Perhaps, you could argue that they are free to do so under their constitutional right of the freedom of association, if not out of pure religious obligation. If this is what freedom of religion is going to protect, then we should have nothing to do with that constitutional liberty.

But here is the question that we all must be asking. Why should such people be treated any less harshly than the way the Communist party workers were during the Cold War years? We had the luxury to malign them socially for allegedly being atheists, as many of them would have been. But how to counter the hardcore Islamist who thinks that the common Pakistani, always busy dodging the label of kafir, is an infidel?

The Pakistani military’s periodic and desperate outbursts against Islamist militants ironically branded by fancy Arabic names are not going to achieve anything lasting. Because probably they are scared enough to even address the Islamists within their own rank and file. It is because they are not even there yet to address the madrasahs at home, which are virtually sanctuaries for Islamism.

We live in a country where people get away with issuing amateur fatwas of death against just about anyone they please. Especially, when these legal opinions are considered established verdicts. Let that sink in. That is the state of morality of our nation at the moment. So, of course, we are not going to hear anyone challenge the authorities of the assets of Islamism in the country. Everyone is too scared.
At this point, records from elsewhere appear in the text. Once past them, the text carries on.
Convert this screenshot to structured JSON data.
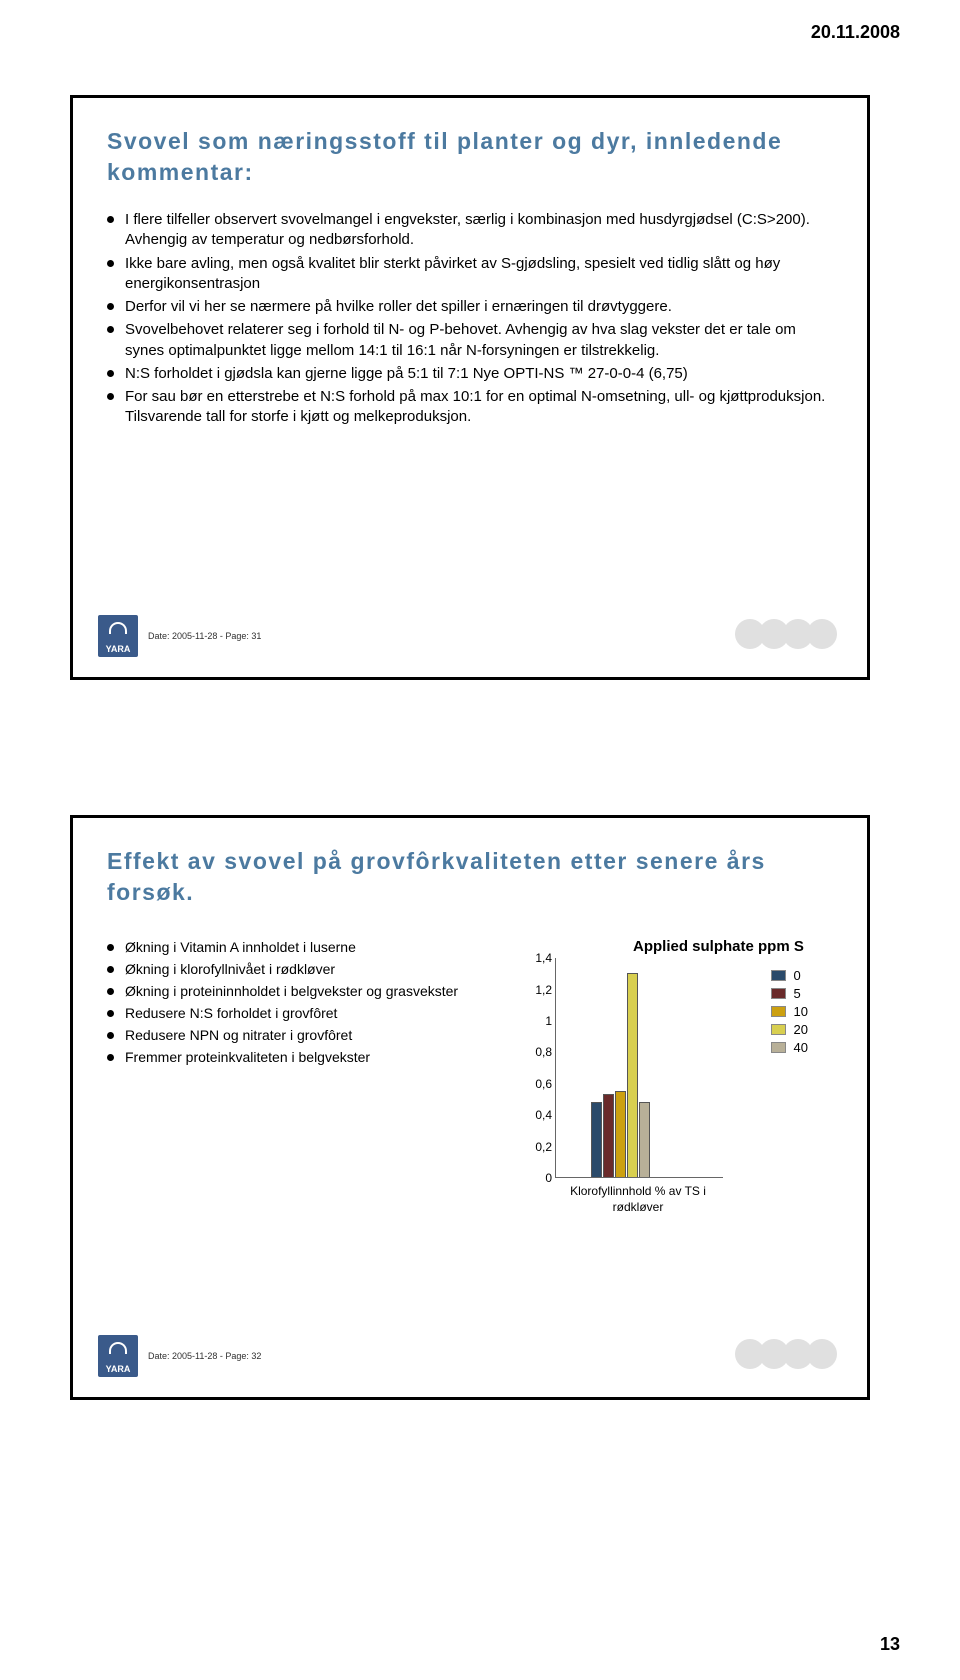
{
  "header": {
    "date": "20.11.2008"
  },
  "pageNumber": "13",
  "slide1": {
    "title_color": "#4c7aa0",
    "title": "Svovel som næringsstoff til planter og dyr, innledende kommentar:",
    "bullets": [
      "I flere tilfeller observert svovelmangel i engvekster, særlig i kombinasjon med husdyrgjødsel (C:S>200). Avhengig av temperatur og nedbørsforhold.",
      "Ikke bare avling, men også kvalitet blir sterkt påvirket av S-gjødsling, spesielt ved tidlig slått og høy energikonsentrasjon",
      "Derfor vil vi her se nærmere på hvilke roller det spiller i ernæringen til drøvtyggere.",
      "Svovelbehovet relaterer seg i forhold til N- og P-behovet. Avhengig av hva slag vekster det er tale om synes optimalpunktet ligge mellom 14:1 til 16:1 når N-forsyningen er tilstrekkelig.",
      "N:S forholdet i gjødsla kan gjerne ligge på 5:1 til 7:1 Nye OPTI-NS ™ 27-0-0-4 (6,75)",
      "For sau bør en etterstrebe et N:S forhold på max 10:1 for en optimal N-omsetning, ull- og kjøttproduksjon. Tilsvarende tall for storfe i kjøtt og melkeproduksjon."
    ],
    "footer": "Date: 2005-11-28 - Page: 31",
    "logo_text": "YARA"
  },
  "slide2": {
    "title_color": "#4c7aa0",
    "title": "Effekt av svovel på grovfôrkvaliteten etter senere års forsøk.",
    "bullets": [
      "Økning i Vitamin A innholdet i luserne",
      "Økning i klorofyllnivået i rødkløver",
      "Økning i proteininnholdet i belgvekster og grasvekster",
      "Redusere N:S forholdet i grovfôret",
      "Redusere NPN og nitrater i grovfôret",
      "Fremmer proteinkvaliteten i belgvekster"
    ],
    "chart": {
      "legend_title": "Applied sulphate ppm S",
      "legend": [
        {
          "label": "0",
          "color": "#2a4a6a"
        },
        {
          "label": "5",
          "color": "#6a2a2a"
        },
        {
          "label": "10",
          "color": "#cca010"
        },
        {
          "label": "20",
          "color": "#d8cf50"
        },
        {
          "label": "40",
          "color": "#b8b098"
        }
      ],
      "y_ticks": [
        "1,4",
        "1,2",
        "1",
        "0,8",
        "0,6",
        "0,4",
        "0,2",
        "0"
      ],
      "y_max": 1.4,
      "series_values": [
        0.48,
        0.53,
        0.55,
        1.3,
        0.48
      ],
      "x_label": "Klorofyllinnhold % av TS i rødkløver"
    },
    "footer": "Date: 2005-11-28 - Page: 32",
    "logo_text": "YARA"
  }
}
Islamist terrorists around the world, from Al-Qaida and the Islamic State to Hezbollah and Muslim Brotherhood, are sadly united by one battle cry. Their local ally Jamaat-e-Islami is no exception. All of them are pan-Islamists at heart and support global domination of theocracy by belief and practice it under the guise of practicing their mystical version of “Sharia.” A doctrine that brutally destroys humanities, arts, and culture, whether secular or religious. Sometimes even taking refuge in democratic systems to drive their undemocratic totalitarian agenda.

The fact of the matter remains, and our civil and military leadership should realize it, that supporters of Taliban terrorists are present throughout the country. A suicide bomber does not reach Sehwan from the Afghan border in a day. Every single person who wants to “establish Sharia” despite living in an Islamic Republic happens to be one for starters. Because clearly, they have more sinister designs in mind which are threatening to the way of life of the cultures of the Indus.

Considering the latest in news, you can safely estimate that the security establishment is focusing its attention on, if not taking sadistic pleasure in, persecuting the perfectly wrong elements. Of course, this sort of behavior would be absolutely unacceptable in a parallel universe, but since we are condemned to be stuck in this one, let us hope that they amend their focus to the real threats faced by the nation.

However, it is important to get some perspective in order to achieve that. By the way, the imposition of Sharia as these people see it would not just be an ideological defeat to a handful of harmless secular bloggers isolated in their respective bubbles. It would be as great an inconvenience to the obscenely lavish and Westernized lifestyle of our honorable politicians, generals, and bureaucrats. A group of people who have colluded to force their subjects to live by very different rules.

As long as the state does not correct its focus, the pointless firefighting drills against the real enemies of the state would never end.

And it is about time we reject and isolate those around us demanding “Sharia” ourselves because our leaders do not have the guts to take action.